June 16, 2014 Articles

Arbitration Panels May Limit Discovery and Evidence

By Sheila J. Carpenter

In Doral Financial Corp. v. Garcia-Velez, 725 F.3d 27 (1st Cir. 2013), LJL 33rd Street Associates v. Pitcairn Associates Properties, 725 F.3d 184 (2d Cir. 2013), and Bain Cotton Co. v. Chesnutt Cotton Co., 531 F. App'x 500, Appeal 12-11138 (5th Cir. June 24, 2013), the appeals each involved a losing party attempting to vacate an arbitration award by arguing that when the arbitrator(s) refused to give the parties free rein in seeking discovery or offering evidence, the arbitrators' decisions were "misconduct" or "evident partiality or corruption," thus warranting vacatur pursuant to § 10 of the Federal Arbitration Act (FAA) (9 U.S.C. § 10). None prevailed.
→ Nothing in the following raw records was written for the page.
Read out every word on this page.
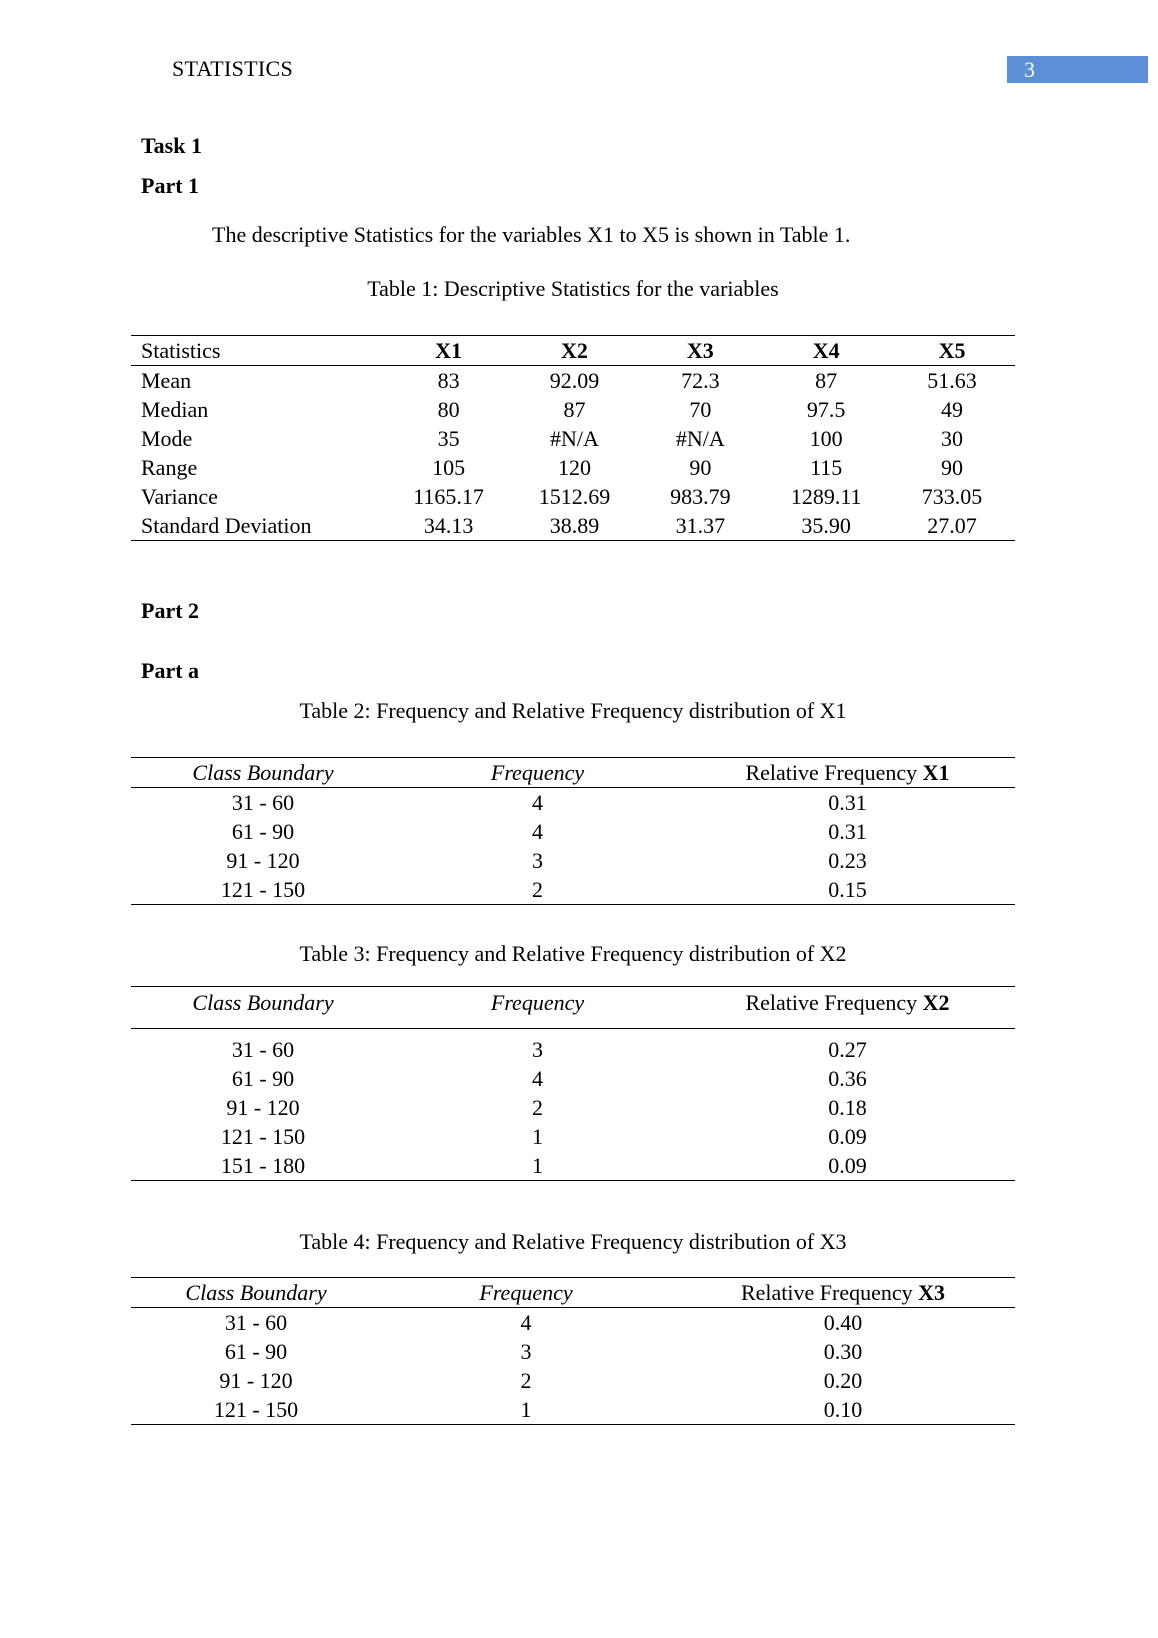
STATISTICS	3
Task 1
Part 1
The descriptive Statistics for the variables X1 to X5 is shown in Table 1.
Table 1: Descriptive Statistics for the variables
Statistics	X1	X2	X3	X4	X5
Mean	83	92.09	72.3	87	51.63
Median	80	87	70	97.5	49
Mode	35	#N/A	#N/A	100	30
Range	105	120	90	115	90
Variance	1165.17	1512.69	983.79	1289.11	733.05
Standard Deviation	34.13	38.89	31.37	35.90	27.07
Part 2
Part a
Table 2: Frequency and Relative Frequency distribution of X1
Class Boundary	Frequency	Relative Frequency X1
31 - 60	4	0.31
61 - 90	4	0.31
91 - 120	3	0.23
121 - 150	2	0.15
Table 3: Frequency and Relative Frequency distribution of X2
Class Boundary	Frequency	Relative Frequency X2
31 - 60	3	0.27
61 - 90	4	0.36
91 - 120	2	0.18
121 - 150	1	0.09
151 - 180	1	0.09
Table 4: Frequency and Relative Frequency distribution of X3
Class Boundary	Frequency	Relative Frequency X3
31 - 60	4	0.40
61 - 90	3	0.30
91 - 120	2	0.20
121 - 150	1	0.10
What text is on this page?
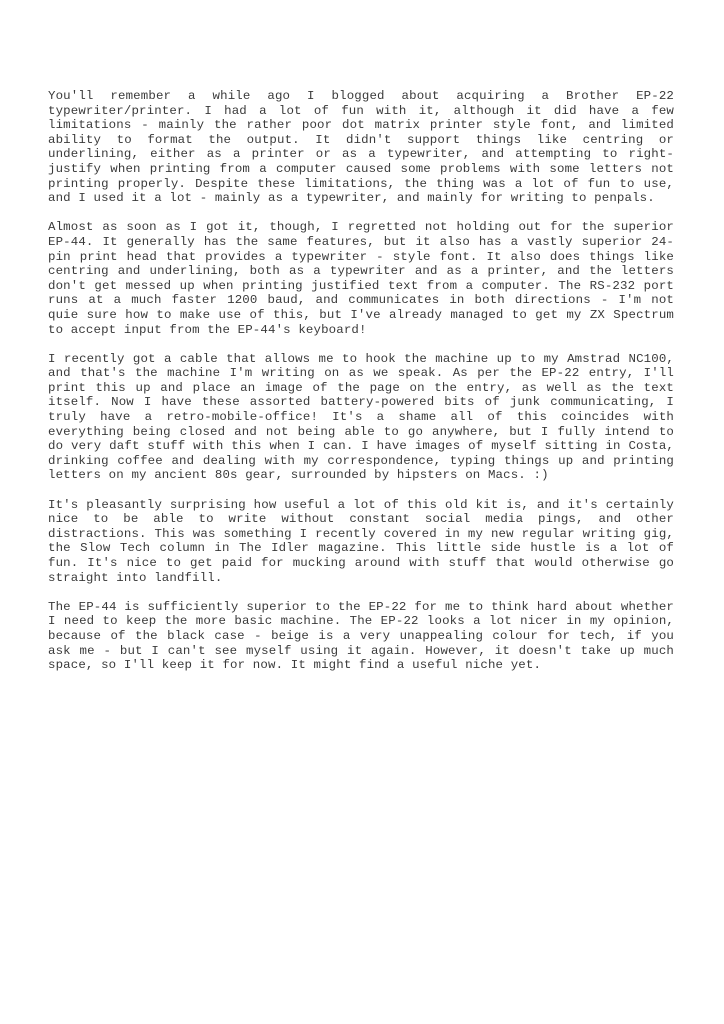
You'll remember a while ago I blogged about acquiring a Brother EP-22 typewriter/printer. I had a lot of fun with it, although it did have a few limitations - mainly the rather poor dot matrix printer style font, and limited ability to format the output. It didn't support things like centring or underlining, either as a printer or as a typewriter, and attempting to right-justify when printing from a computer caused some problems with some letters not printing properly. Despite these limitations, the thing was a lot of fun to use, and I used it a lot - mainly as a typewriter, and mainly for writing to penpals.

Almost as soon as I got it, though, I regretted not holding out for the superior EP-44. It generally has the same features, but it also has a vastly superior 24-pin print head that provides a typewriter - style font. It also does things like centring and underlining, both as a typewriter and as a printer, and the letters don't get messed up when printing justified text from a computer. The RS-232 port runs at a much faster 1200 baud, and communicates in both directions - I'm not quie sure how to make use of this, but I've already managed to get my ZX Spectrum to accept input from the EP-44's keyboard!

I recently got a cable that allows me to hook the machine up to my Amstrad NC100, and that's the machine I'm writing on as we speak. As per the EP-22 entry, I'll print this up and place an image of the page on the entry, as well as the text itself. Now I have these assorted battery-powered bits of junk communicating, I truly have a retro-mobile-office! It's a shame all of this coincides with everything being closed and not being able to go anywhere, but I fully intend to do very daft stuff with this when I can. I have images of myself sitting in Costa, drinking coffee and dealing with my correspondence, typing things up and printing letters on my ancient 80s gear, surrounded by hipsters on Macs. :)

It's pleasantly surprising how useful a lot of this old kit is, and it's certainly nice to be able to write without constant social media pings, and other distractions. This was something I recently covered in my new regular writing gig, the Slow Tech column in The Idler magazine. This little side hustle is a lot of fun. It's nice to get paid for mucking around with stuff that would otherwise go straight into landfill.

The EP-44 is sufficiently superior to the EP-22 for me to think hard about whether I need to keep the more basic machine. The EP-22 looks a lot nicer in my opinion, because of the black case - beige is a very unappealing colour for tech, if you ask me - but I can't see myself using it again. However, it doesn't take up much space, so I'll keep it for now. It might find a useful niche yet.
May Arbitrators Deny a Party's Untimely Request for Third-Party Subpoenas?
InDoral Financial, the First Circuit considered an arbitration panel's authority to refuse to issue third-party subpoenas on the panel's determination that the subpoenas requested were both untimely and overly broad. Doral fired García-Vélez from his position as president of its consumer banking division. He filed for arbitration, claiming to be entitled to a large severance package pursuant to his employment agreement with Doral; Doral asserted that he had been dismissed for cause. When García-Vélez notified Doral that he had accepted a senior position at a bank in Miami that competed with Doral in Puerto Rico, it asserted an alleged breach of the noncompetition clause in their agreement as an additional defense. It also sued García-Vélez's new employer in state court.